A coleta, domiciliar e agendada por meio do aplicativo do Hilab, requer somente um furo na ponta do dedo. O sangue é colocado em uma máquina portátil de 12 centímetros cúbicos, na qual é inserida uma cápsula com uma fita interna que carrega os reagentes específicos para cada teste. “O Hilab nasceu com o conceito de ser um eletrodoméstico da saúde”, diz Figueiredo. Em 25 minutos, o sangue reage quimicamente, processo registrado em uma espécie de imagem enviada por nuvem para um servidor da Hi Technologies. Lá, a reação é analisada por inteligência artificial, em um processo que gera um resultado prelimitar. Os médicos, biomédicos, farmacêuticos, físicos e engenheiros da empresa fazem a análise final da reação. O resultado é enviado ao paciente por SMS ou e-mail e pode ser consultado no aplicativo.
A Theranos nunca divulgou o processo de realização dos exames. Uma reportagem do "The Wall Street Journal" revelou, em 2014, que apenas cerca de 15 testes eram efetivamente feitos no Edison, e o restante era realizado em máquinas de outras empresas, como a Siemens.
No Hilab, as metodologias utilizadas são a imunocromatografia, a imunofluorescência, a química seca e a colorimetria, as mesmas usadas pelos laboratórios tradicionais. “Não inventamos nada do ponto de vista bioquímico, são métodos já consagrados. A inovação do processo é que pegamos os vários métodos diferentes e colocamos em um mesmo equipamento, criamos a experiência do usuário”, afirma Figueiredo. Nos laboratórios tradicionais, os reagentes dos testes são colocados dentro dos tubos que recebem o sangue, por isso são necessárias várias amostras para que cada uma sirva para um exame específico. Mas, no Hilab, a reação química acontece na fita interna do aparelho.
A Hi Technologies recebeu aportes da Positivo, da Qualcomm e do fundo Monashees. Segundo Figueiredo, o Hilab consegue praticar preços baixos porque não exige gastos com estrutura de atendimento ou logística. Desde a sua fundação, em 2004, a Hi Technologies tem crescido a uma taxa de 30% a 40% por mês. “Miramos um público muito maior do que o dos laboratórios, que visam à população que tem plano de saúde”, explica o fundador da empresa.
Democratização da saúde
Por ora, a coleta domiciliar do Hilab está disponível apenas em Curitiba. Pacientes de outras cidades podem usar o mini laboratório em farmácias, que são a grande aposta da Hi Technologies para expandir o serviço. O Brasil tem atualmente 114 mil drogarias.

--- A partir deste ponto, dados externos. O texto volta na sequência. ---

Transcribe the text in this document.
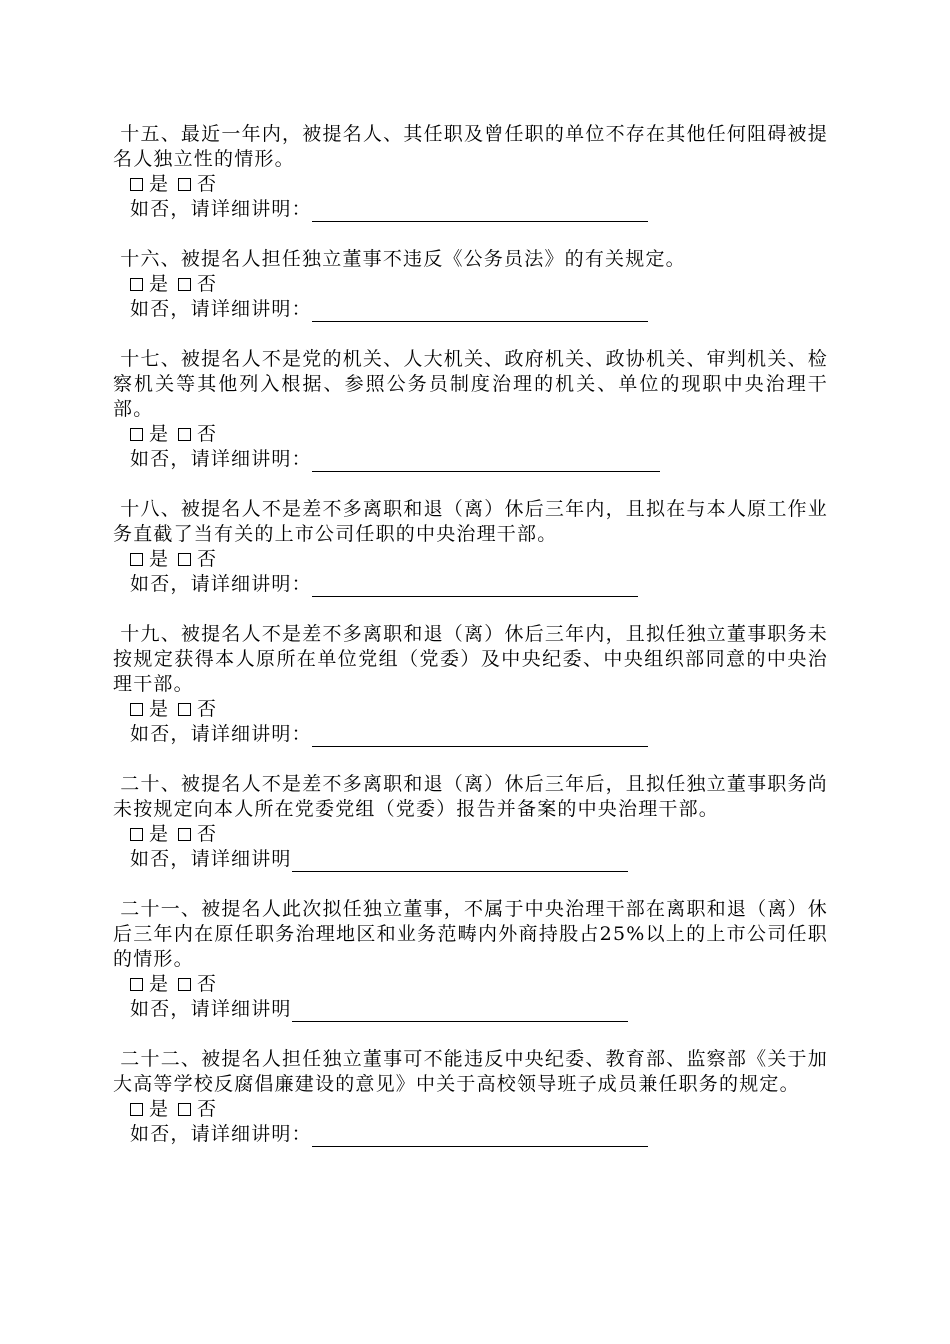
十五、最近一年内，被提名人、其任职及曾任职的单位不存在其他任何阻碍被提名人独立性的情形。

是 否
如否，请详细讲明：

十六、被提名人担任独立董事不违反《公务员法》的有关规定。

是 否
如否，请详细讲明：

十七、被提名人不是党的机关、人大机关、政府机关、政协机关、审判机关、检察机关等其他列入根据、参照公务员制度治理的机关、单位的现职中央治理干部。

是 否
如否，请详细讲明：

十八、被提名人不是差不多离职和退（离）休后三年内，且拟在与本人原工作业务直截了当有关的上市公司任职的中央治理干部。

是 否
如否，请详细讲明：

十九、被提名人不是差不多离职和退（离）休后三年内，且拟任独立董事职务未按规定获得本人原所在单位党组（党委）及中央纪委、中央组织部同意的中央治理干部。

是 否
如否，请详细讲明：

二十、被提名人不是差不多离职和退（离）休后三年后，且拟任独立董事职务尚未按规定向本人所在党委党组（党委）报告并备案的中央治理干部。

是 否
如否，请详细讲明

二十一、被提名人此次拟任独立董事，不属于中央治理干部在离职和退（离）休后三年内在原任职务治理地区和业务范畴内外商持股占25%以上的上市公司任职的情形。

是 否
如否，请详细讲明

二十二、被提名人担任独立董事可不能违反中央纪委、教育部、监察部《关于加大高等学校反腐倡廉建设的意见》中关于高校领导班子成员兼任职务的规定。

是 否
如否，请详细讲明：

Porém, no caminho do avanço do setor, está a atual legislação do país, segundo especialistas. Em maio de 2019, a Agência Nacional de Vigilância Sanitária (Anvisa) suspendeu o uso do Hilab nas farmácias, alegando que a máquina deveria ter uso apenas profissional e que aos farmacêuticos a única coleta permitida é a destinada aos testes de glicemia. A decisão da Anvisa foi revertida por uma determinação judicial. Agora, o equipamento é regularizado pela agência. Uma revisão das regras de funcionamento de laboratórios clínicos e postos de coleta laboratorial está a caminho, mas não tem prazo.
Para Francisco Neri, doutor especialista em informática da saúde pela Universidade Federal de São Paulo (Unifesp), o Brasil é um país atrasado na legislação refrente a novas tecnologias. Ele defende que as regras precisam permitir pelo menos a compreensão das inovações. “A legislação não acompanhou o avanço tecnológico. A Anvisa decidiu sobre o Hilab porque não era um aparelho bom para a população ou porque tinha uma portaria determinando algo? As leis estão sempre em descompasso com a tecnologia”, diz.
Enquanto planeja o crescimento da operação no Brasil, a Hi Technologies também estuda lançar o Hilab pela América Latina. “Não dá para pegar um prédio e levar para outros lugares. Com o Hilab eu consigo empacotar o laboratório e mandar pelo correio para o resto do mundo”, afirma Figueiredo.